Good! Lots of results in a short time.

The results change significantly when points are added in chunks of size 100, our time is nearly the same because as per theory the points in logarithmic approach are still added one by one but in flann time

What method of flann are you comparing to? The "A"NN stands for approximate, so that may be also the answer to:

Rebuild Threshold Approach

Regarding this method, is there any paper/resource which validates its correctness. I coded this part but it fails for some cases. The failure itself seems genuine.

I don't have right now any reference at hand, but thresholding may be valid only to generate approximate trees. In that case, we can't compare an "exact vs approximate" algorithms, at least, not without making clear that they are different.

I will try to create one common shared base class for the functions which are exactly same.

👍 Remember trying to use CRTP to avoid virtual functions, which may (depends on compiler and many details) come with a runtime cost.

@pranjal-rai
Copy link

Hi @jlblancoc

  • In FLANN, if instead of using flann::SearchParams(128) we use flann::SearchParams(-1) the code performs exact searching (source). Right now I am using this mode for comparison. In this class the addPoints() method uses rebuild threshold approach.

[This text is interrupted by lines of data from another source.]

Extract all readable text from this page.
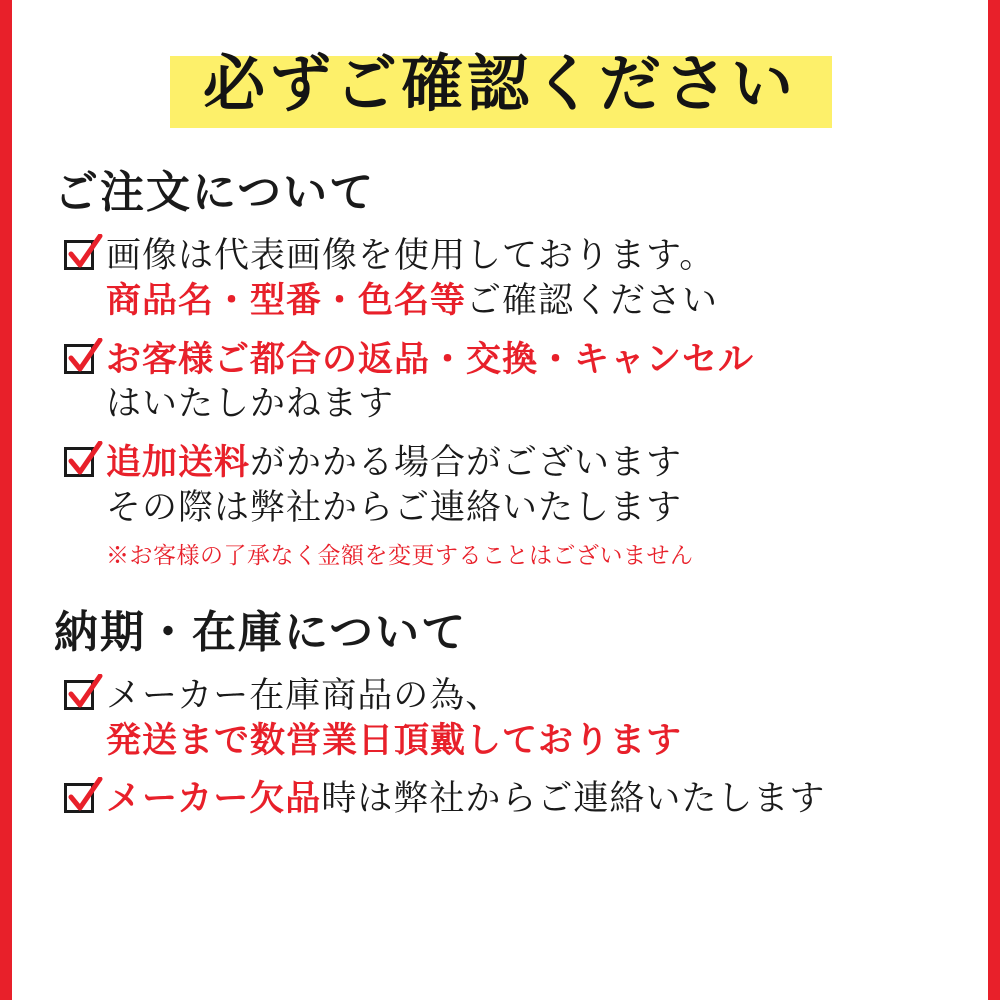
必ずご確認ください
ご注文について
画像は代表画像を使用しております。
商品名・型番・色名等ご確認ください
お客様ご都合の返品・交換・キャンセル
はいたしかねます
追加送料がかかる場合がございます
その際は弊社からご連絡いたします
※お客様の了承なく金額を変更することはございません
納期・在庫について
メーカー在庫商品の為、
発送まで数営業日頂戴しております
メーカー欠品時は弊社からご連絡いたします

  • Further there is another class in flann, KDTreeSingleIndex, which is the source of nanoflann as well, for this class addPoints() does not use rebuild threshold method, for every insertion it just rebuilds the entire tree again. We can compare our results with this approach.

I don't have right now any reference at hand, but thresholding may be valid only to generate approximate trees.

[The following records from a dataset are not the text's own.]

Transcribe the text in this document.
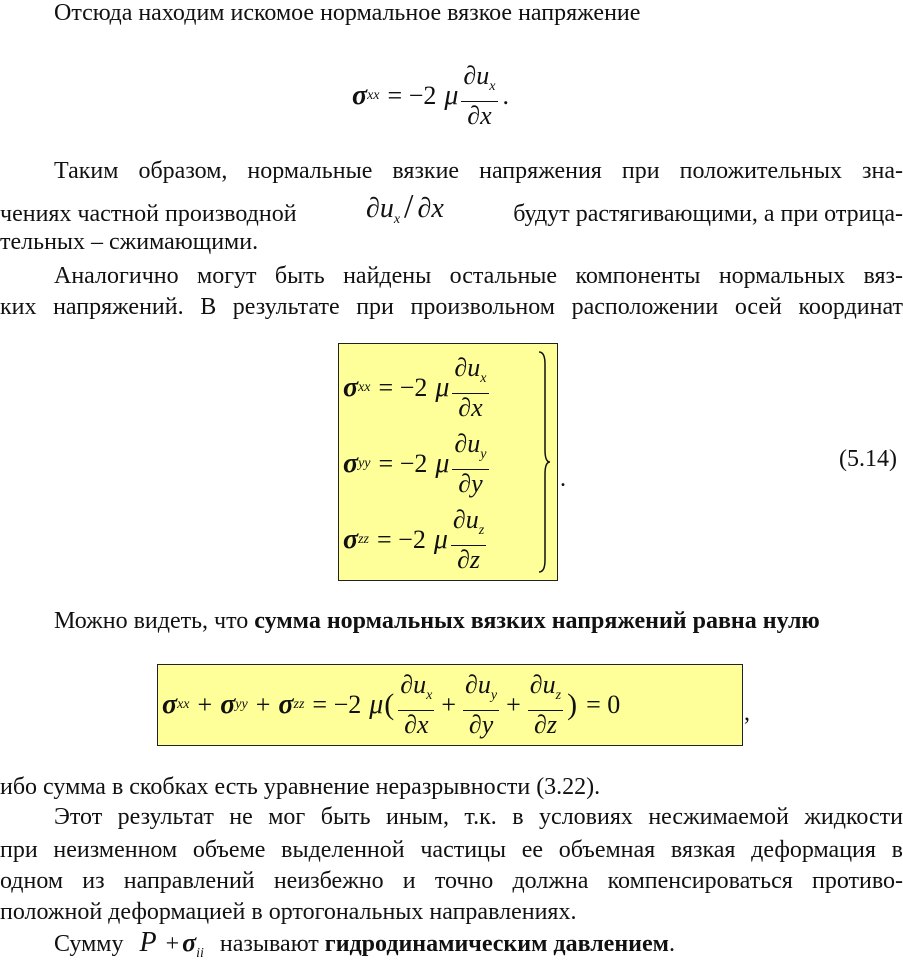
Отсюда находим искомое нормальное вязкое напряжение

σ xx = −2 μ $\frac{\partial u_x}{\partial x}$ .

Таким образом, нормальные вязкие напряжения при положительных зна-

чениях частной производной $\partial u_x / \partial x$	будут растягивающими, а при отрица-

тельных – сжимающими.

Аналогично могут быть найдены остальные компоненты нормальных вяз-

ких напряжений. В результате при произвольном расположении осей координат

σ xx = −2 μ $\frac{\partial u_x}{\partial x}$
σ yy = −2 μ $\frac{\partial u_y}{\partial y}$
σ zz = −2 μ $\frac{\partial u_z}{\partial z}$
.
(5.14)

Можно видеть, что сумма нормальных вязких напряжений равна нулю

σ xx + σ yy + σ zz = −2 μ ( $\frac{\partial u_x}{\partial x} + \frac{\partial u_y}{\partial y} + \frac{\partial u_z}{\partial z}$ ) = 0	,

ибо сумма в скобках есть уравнение неразрывности (3.22).

Этот результат не мог быть иным, т.к. в условиях несжимаемой жидкости

при неизменном объеме выделенной частицы ее объемная вязкая деформация в

одном из направлений неизбежно и точно должна компенсироваться противо-

положной деформацией в ортогональных направлениях.

Сумму $P + \sigma_{ii}$ называют гидродинамическим давлением.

Even I think that rebuild threshold method can only be applied to approximate nearest neighbour searches.

@pranjal-rai
Copy link

pranjal-rai commented Jun 15, 2017

Hi @jlblancoc

  • I have created a new class KDTreeBaseClass which now has the functions common to static and dynamic adaptors. This class is inherited by KDTreeSingleIndexAdaptor and KDTreeSingleIndexDynamicAdaptor_. I have commited the changes to my branch. I have not used virtual functions.

  • For rebuild threshold approach, I have coded up both the approaches but I need to clean up the code. I still think that rebuild threshold approach works for approximate nearest neighbour searches. What should I do about this?

@jlblancoc
Copy link
Member Author

Hi @pranjal-rai !

Apart of a comment I made regarding the documentation of classes, I'm happy with your approach! No virtual methods means efficient code... 👍

I have coded up both the approaches

Sorry, I missed something... what two methods? Logarithm method and threshold?

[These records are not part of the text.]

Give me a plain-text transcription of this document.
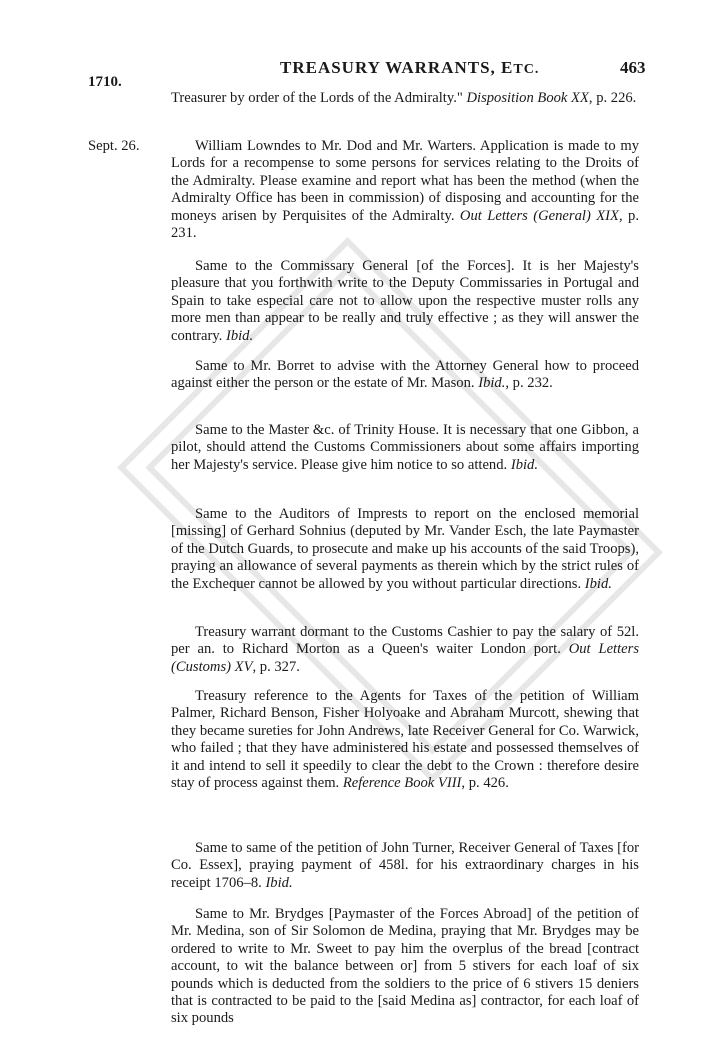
TREASURY WARRANTS, ETC.	463
1710.

Treasurer by order of the Lords of the Admiralty." Disposition Book XX, p. 226.

Sept. 26.	William Lowndes to Mr. Dod and Mr. Warters. Application is made to my Lords for a recompense to some persons for services relating to the Droits of the Admiralty. Please examine and report what has been the method (when the Admiralty Office has been in commission) of disposing and accounting for the moneys arisen by Perquisites of the Admiralty. Out Letters (General) XIX, p. 231.

Same to the Commissary General [of the Forces]. It is her Majesty's pleasure that you forthwith write to the Deputy Commissaries in Portugal and Spain to take especial care not to allow upon the respective muster rolls any more men than appear to be really and truly effective ; as they will answer the contrary. Ibid.

Same to Mr. Borret to advise with the Attorney General how to proceed against either the person or the estate of Mr. Mason. Ibid., p. 232.

Same to the Master &c. of Trinity House. It is necessary that one Gibbon, a pilot, should attend the Customs Commissioners about some affairs importing her Majesty's service. Please give him notice to so attend. Ibid.

Same to the Auditors of Imprests to report on the enclosed memorial [missing] of Gerhard Sohnius (deputed by Mr. Vander Esch, the late Paymaster of the Dutch Guards, to prosecute and make up his accounts of the said Troops), praying an allowance of several payments as therein which by the strict rules of the Exchequer cannot be allowed by you without particular directions. Ibid.

Treasury warrant dormant to the Customs Cashier to pay the salary of 52l. per an. to Richard Morton as a Queen's waiter London port. Out Letters (Customs) XV, p. 327.

Treasury reference to the Agents for Taxes of the petition of William Palmer, Richard Benson, Fisher Holyoake and Abraham Murcott, shewing that they became sureties for John Andrews, late Receiver General for Co. Warwick, who failed ; that they have administered his estate and possessed themselves of it and intend to sell it speedily to clear the debt to the Crown : therefore desire stay of process against them. Reference Book VIII, p. 426.

Same to same of the petition of John Turner, Receiver General of Taxes [for Co. Essex], praying payment of 458l. for his extraordinary charges in his receipt 1706–8. Ibid.

Same to Mr. Brydges [Paymaster of the Forces Abroad] of the petition of Mr. Medina, son of Sir Solomon de Medina, praying that Mr. Brydges may be ordered to write to Mr. Sweet to pay him the overplus of the bread [contract account, to wit the balance between or] from 5 stivers for each loaf of six pounds which is deducted from the soldiers to the price of 6 stivers 15 deniers that is contracted to be paid to the [said Medina as] contractor, for each loaf of six pounds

I still think that rebuild threshold approach works for approximate nearest neighbour searches. What should I do about this?

Since we aim at exact NN, just remove the method that is an approximation.

Also: how are you doing with the bencharking application from real pointcloud datasets? I couldn't find it in your branch... I saw your new example, and it's good.

Note that since we don't want large files in Git, if we want to use a dataset it might be better to either: (a) edit the dataset so only a small file is added to the repo, or (b) use CMake to download the dataset files from Internet.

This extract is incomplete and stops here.